The zoning code as written includes massage therapy businesses alongside physicians and dentist office, allowing them to operate “by right” in all of the village’s commercial districts. Local officials appear to want the Planning and Zoning Commission to recommend a code amendment that would make any future massage therapy businesses owner obtain a special use permit.
Special use applications are subject to a public hearing before the Planning and Zoning Commission, during which commissioners can recommend approving such a use as well as conditions for obtaining that permission.
Businesses already operating in the village would be grandfathered in and not be subject to a special use hearing process.
During the special use permit process, staff and police could research prospective businesses and their owners to see if they have run afoul of the law elsewhere or have a history of nuisance complaints.
In addition to vetting by the Planning and Zoning Commission, anyone wishing to open a massage therapy business in Brookfield would also need to appear before the village board, which would either approve or deny the special use permit.
“Coming to speak before not only the Planning and Zoning Commission but before the [village] board, the application fee – it’s just an extra process that would be required,” said Community Development Director Emily Egan, who brought the matter to the village board during its Jan. 10 committee of the whole meeting.
“The zoning code is just one more tool in the toolbox,” Egan added. “There are other tools that the police department have been using very successfully to work on these kinds of issues. If the [zoning] tool is available, it’s staff’s opinion that we use to review, research and at least consider if this is something the board would like to move forward with.”
Last fall, Brookfield police in conjunction with investigators from the Cook County Vice Squad’s Special Victims Unit targeted a business called Jin Massage, now closed, at 9210 Ogden Ave.
Online advertisements reportedly had indicated the business might have been offering sexual favors in exchange for cash. According to police reports obtained by the Landmark through a public records request, investigators arranged three different sting operations in July, September and November of 2021 at Jin Massage.
During the stings executed on Sept. 8 and Nov. 9, police reported that two different employees agreed to perform a sex act in exchange for cash. In both instances, the employees, both women in their 50s, and the business owner, a 52-year-old Chicago woman, were cited for operating a sexually oriented business without a license, for engaging in prohibited conduct and for operating a house of ill fame.
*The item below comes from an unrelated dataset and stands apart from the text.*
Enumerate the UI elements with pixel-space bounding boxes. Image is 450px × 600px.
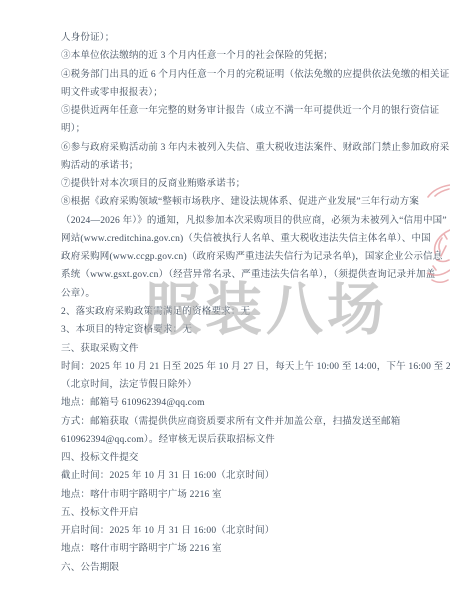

Following the November sting, Jin Massage closed its doors. Responding to a resident complaint that the business was still being advertised on the internet, Brookfield police reported on Dec. 30 that the storefront was empty and furniture gone.
In response to a question by Trustee Jennifer Hendricks asking whether the village could impose conditions for a special use resulting in revocation of that special use if village ordinances are violated, Village Attorney Adam Durkin said that would need additional research.
The Planning and Zoning Commission is slated to discuss the matter and possibly make a recommended zoning code amendment at its meeting on Jan. 27 at 7 p.m. in the council chambers of the Brookfield Village Hall, 8820 Brookfield Ave.
This article has been changed to correct the first name of the village’s attorney and to clarify Trustee Jennifer Hendricks’ question regarding tying a special use permit to a condition prohibiting violations of village ordinances.